Just as many plant species there are on Earth there are that many details differing their embryogenesis. To discover the secrets, find the differences describe changes and present the milestone moments in development we have to disturb the peace and quiet beneath the seed coats and extract the developing embryo. Often it is not able to continue its growth, however, even a glimpse of the secrets or a shard of knowledge revealed then may bring discoveries of great importance, from storing seeds to finding a variety which will be able to feed growing population of our planet. The secret will be revealed at a cost of hampering or stopping the development of several seeds, yet the results may ease at least a few of the worries freed from Pandora's box: malnutrition, poverty and hunger.

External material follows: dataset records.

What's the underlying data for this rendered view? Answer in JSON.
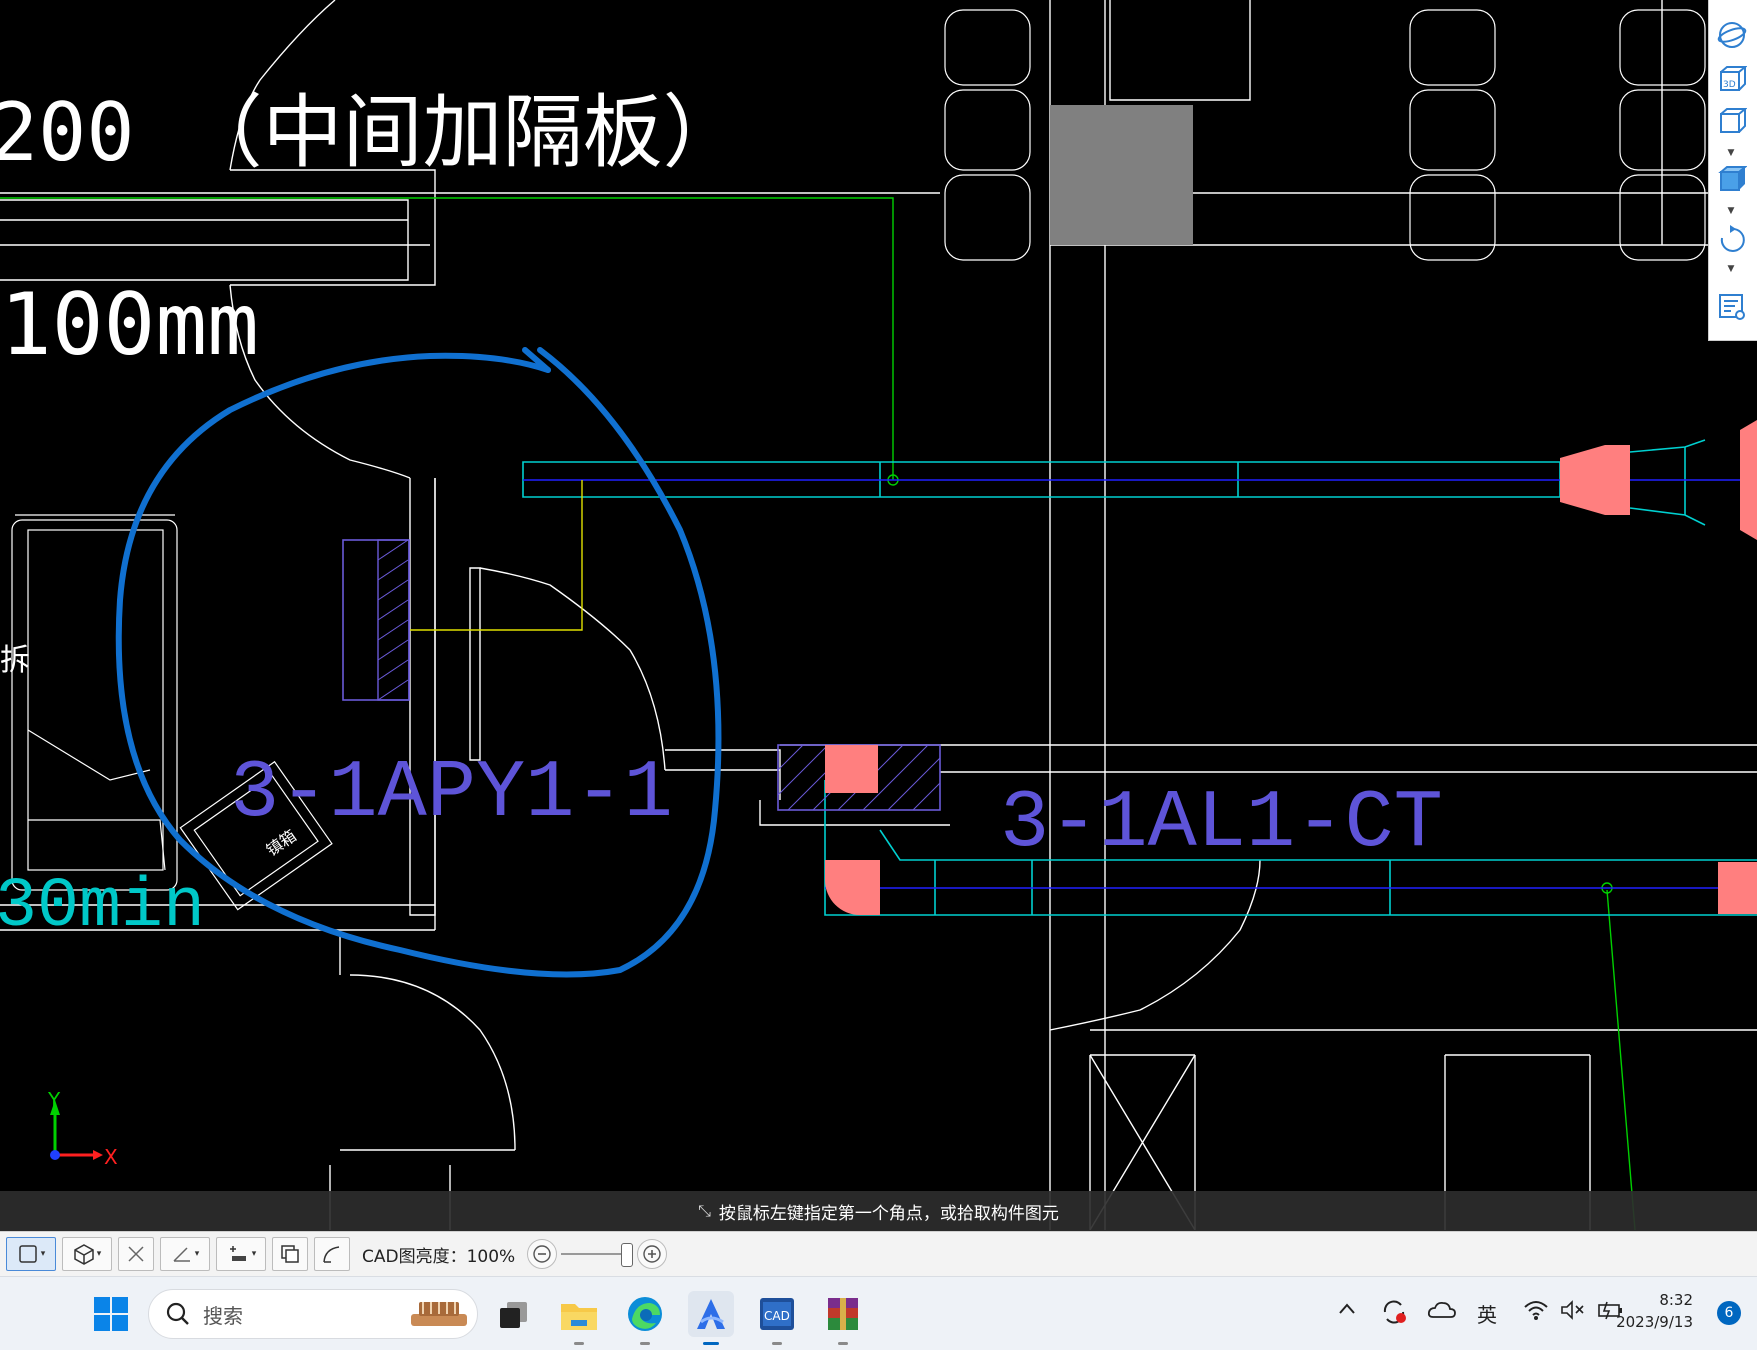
{
  "drawing": {
    "label_partition": "200 （中间加隔板）",
    "label_width": "100mm",
    "label_cabinet_a": "3-1APY1-1",
    "label_cabinet_b": "3-1AL1-CT",
    "label_time": "30min",
    "label_small": "拆",
    "label_box": "镇箱"
  },
  "axis": {
    "y": "Y",
    "x": "X"
  },
  "side_toolbar": {
    "items": [
      "orbit-icon",
      "3d-view-icon",
      "cube-view-icon",
      "solid-cube-icon",
      "rotate-icon",
      "layer-panel-icon"
    ],
    "badge_3d": "3D"
  },
  "prompt": {
    "text": "按鼠标左键指定第一个角点，或拾取构件图元"
  },
  "bottom_toolbar": {
    "brightness_label": "CAD图亮度：100%",
    "slider_value": 1.0
  },
  "taskbar": {
    "search_placeholder": "搜索",
    "apps": [
      "file-explorer-icon",
      "edge-icon",
      "glodon-icon",
      "cad-icon",
      "winrar-icon"
    ],
    "cad_app_text": "CAD",
    "tray": {
      "ime": "英",
      "time": "8:32",
      "date": "2023/9/13",
      "notifications": "6"
    }
  },
  "colors": {
    "cad_background": "#000000",
    "cyan": "#00d0d0",
    "green": "#00e000",
    "yellow": "#e0e000",
    "purple": "#6a5ad8",
    "pink": "#ff7f7f",
    "annotation_blue": "#1070d0",
    "accent": "#0067c0"
  }
}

One of the essential cellular events of germination is elongation of the cells, which results in the radicle protrusion. Cell elongation is associated with endoreduplication during which DNA synthesis occurs, without subsequent cell division, and thus cells contain amplified DNA content. As with the increase in the DNA content the size of the nucleus and the cell increases, the analysis of DNA synthesis intensity provides information on the region of the embryo where cells elongate. Since the radicle is a first structure that emerges from the seed, it has been widely assumed to be the structure which elongates during germination. Basing on this assumption, mainly radicle or the whole embryonic axis have been used for research on germination. The aim of the project was to determine the regions of the embryo most actively synthesizing DNA during germination of seeds of different types (endospermic, non-endospermic, perispermic, with epigeal or hypogeal seedling growth). Cytometric analyses of different regions of the embryo during germination revealed that depending on the type of seedling growth, endoreduplication intensity is usually the highest in the transition zone between the radicle and hypocotyl (species with an epigeal seedling growth) or in hypocotyl (species with an hypogeal seedling growth). The endopolyploidy level in cotyledons depends on the type of the cotyledons, and it is higher in species with storage cotyledons, than in those which serve as a photosensitizing organ. During germination, the accumulation of the reactive oxygen species (ROS) occurs in the radicle and after radicle protrusion also in the transition zone. It suggests a role of ROS in the protection of the embryo and young seedling against environmental stress factors, however not in the control of cell elongation. Selection of the proper material is particularly important in the expensive molecular studies of germination and in monitoring seed priming procedures. The research was supported by Polish National Science Centre (DEC-2011/03/N/NZ9/03798).